I can’t move on. I have good days. But even then, every part of my heart and cell in my body aches, aches with missing her. And then I have days like today. Where it is a struggle to get out of bed. Where it is a struggle to shower, to shave. Where I am not certain I can see any hope.
My own heart tells me: be quiet. Quit talking about her. Don’t scare off the few people you have.
For I find the onslaught of emotions, the way I am tossed by a sea of pain and uncertainty that feels as if it will drown me, terrifying. I feel at times like I am losing control of my life, losing myself. And if this is the case for me, how much for others who don’t know my pain?
I want to be clear. No one is being mean to me. I understand even those who can’t bear to hear me and make it clear by their actions. I know I can be a downer. I know some who reach out to me do so out of genuine love, but some it is a function of their own grief. To move on from that when they can put aside the pain is understandable. Goodness knows, a part of me wishes I could.
But I know it is different. This woman, this wonderful woman, was flesh of my flesh and bone of my bone. The only other person I can imagine who understands this in any way, who shares a similar relationship with her, is her mother. For likewise at one point their bodies were one. She held my beloved in her arms, cradling her. We both have been inseparably joined to this dear wonderful woman – her mother at her start, and me in these glory days of her life and even these autumn years.

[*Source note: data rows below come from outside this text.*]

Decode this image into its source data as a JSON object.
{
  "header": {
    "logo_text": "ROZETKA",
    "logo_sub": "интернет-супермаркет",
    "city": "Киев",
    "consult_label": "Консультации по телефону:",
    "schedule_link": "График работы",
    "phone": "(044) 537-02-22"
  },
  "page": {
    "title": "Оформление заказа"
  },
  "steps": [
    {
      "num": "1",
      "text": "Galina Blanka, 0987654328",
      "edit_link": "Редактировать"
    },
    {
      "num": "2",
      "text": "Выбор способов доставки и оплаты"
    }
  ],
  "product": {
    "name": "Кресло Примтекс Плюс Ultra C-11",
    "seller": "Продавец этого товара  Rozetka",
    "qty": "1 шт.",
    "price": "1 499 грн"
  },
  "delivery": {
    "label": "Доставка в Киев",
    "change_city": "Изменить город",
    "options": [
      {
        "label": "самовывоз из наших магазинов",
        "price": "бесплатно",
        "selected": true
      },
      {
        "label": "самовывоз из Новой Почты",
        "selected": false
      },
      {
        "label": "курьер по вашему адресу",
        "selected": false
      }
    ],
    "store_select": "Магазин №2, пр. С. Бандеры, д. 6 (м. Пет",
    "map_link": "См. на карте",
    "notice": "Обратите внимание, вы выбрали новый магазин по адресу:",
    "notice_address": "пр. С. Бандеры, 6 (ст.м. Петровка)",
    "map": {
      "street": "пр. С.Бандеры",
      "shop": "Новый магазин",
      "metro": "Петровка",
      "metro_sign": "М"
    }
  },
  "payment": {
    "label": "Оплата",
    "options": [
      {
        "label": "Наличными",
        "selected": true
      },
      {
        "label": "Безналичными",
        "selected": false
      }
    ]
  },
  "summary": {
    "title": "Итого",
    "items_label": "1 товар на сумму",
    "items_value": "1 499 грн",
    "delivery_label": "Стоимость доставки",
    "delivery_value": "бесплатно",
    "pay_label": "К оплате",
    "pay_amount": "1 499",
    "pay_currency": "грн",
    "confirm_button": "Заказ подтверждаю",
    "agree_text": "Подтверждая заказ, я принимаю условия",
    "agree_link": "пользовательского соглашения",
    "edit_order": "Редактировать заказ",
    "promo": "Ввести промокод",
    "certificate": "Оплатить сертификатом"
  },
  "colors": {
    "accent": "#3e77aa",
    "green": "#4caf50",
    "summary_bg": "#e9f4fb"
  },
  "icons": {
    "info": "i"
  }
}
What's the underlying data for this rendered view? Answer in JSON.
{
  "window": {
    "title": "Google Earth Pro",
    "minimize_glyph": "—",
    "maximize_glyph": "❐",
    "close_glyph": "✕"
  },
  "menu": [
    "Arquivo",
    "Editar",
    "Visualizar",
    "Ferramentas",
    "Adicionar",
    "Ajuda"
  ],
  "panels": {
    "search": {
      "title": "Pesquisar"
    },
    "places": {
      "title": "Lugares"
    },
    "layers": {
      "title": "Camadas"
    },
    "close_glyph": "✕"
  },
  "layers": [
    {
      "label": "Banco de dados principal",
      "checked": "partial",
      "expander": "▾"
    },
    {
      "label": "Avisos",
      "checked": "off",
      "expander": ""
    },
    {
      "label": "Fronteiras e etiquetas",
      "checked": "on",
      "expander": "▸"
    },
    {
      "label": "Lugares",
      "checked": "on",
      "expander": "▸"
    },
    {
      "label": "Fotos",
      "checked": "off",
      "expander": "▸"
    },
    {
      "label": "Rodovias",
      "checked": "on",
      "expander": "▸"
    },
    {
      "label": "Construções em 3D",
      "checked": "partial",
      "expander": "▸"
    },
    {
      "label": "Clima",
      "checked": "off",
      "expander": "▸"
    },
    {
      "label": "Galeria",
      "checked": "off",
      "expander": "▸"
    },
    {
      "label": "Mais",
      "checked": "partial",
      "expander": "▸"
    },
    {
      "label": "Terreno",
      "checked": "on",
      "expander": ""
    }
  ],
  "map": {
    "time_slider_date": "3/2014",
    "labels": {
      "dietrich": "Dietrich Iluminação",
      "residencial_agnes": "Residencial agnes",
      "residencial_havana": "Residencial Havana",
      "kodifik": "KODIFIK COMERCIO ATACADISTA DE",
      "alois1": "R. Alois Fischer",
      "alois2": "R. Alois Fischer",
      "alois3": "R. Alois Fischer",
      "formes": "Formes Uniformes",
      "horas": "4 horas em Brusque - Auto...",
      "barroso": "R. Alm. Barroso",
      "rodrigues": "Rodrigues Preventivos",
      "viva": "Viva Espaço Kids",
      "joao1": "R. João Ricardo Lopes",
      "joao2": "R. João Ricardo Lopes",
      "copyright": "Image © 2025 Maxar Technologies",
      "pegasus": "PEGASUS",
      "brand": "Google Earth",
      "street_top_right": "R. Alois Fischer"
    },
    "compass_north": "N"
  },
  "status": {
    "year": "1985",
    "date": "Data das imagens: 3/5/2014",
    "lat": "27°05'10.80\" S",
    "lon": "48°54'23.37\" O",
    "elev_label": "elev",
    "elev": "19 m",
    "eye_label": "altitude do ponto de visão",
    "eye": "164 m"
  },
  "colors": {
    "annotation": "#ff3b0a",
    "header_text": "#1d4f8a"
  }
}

One does not move on from that. One learns to live with it. One learns to move forward every day. One learns like Kat said many times to find our joy anyway.
I still remember when Kat told me this. Her Arnold Chiari Malformation which is what took her life caused horrible blinding headaches and vertigo. One day she was in screaming pain, hardly able to get out of bed. Our then 3-4 year old nephew was going to come over in a few hours. He loved his aunt Kat and would want to climb in her lap, tickler her and be tickled, and wrestle on the floor. Which would bring about unimaginable pain to her. She said “NO! Don’t do that. He will only be this young so long. If I stop spending time with him, if I stop doing all the things I love, that stroke the Chiari caused might as well have killed me. I have to find my joy and choose it each day, no matter the pain. When I quit doing that, why am I even here?”
She did chose it, to the day she died. And it challenges me on these oh so hard days. I have to sit with my pain a bit, let myself feel it, and remember. But I cannot stop there. I must find some joy. I must embrace it. I must live. That is what she would want.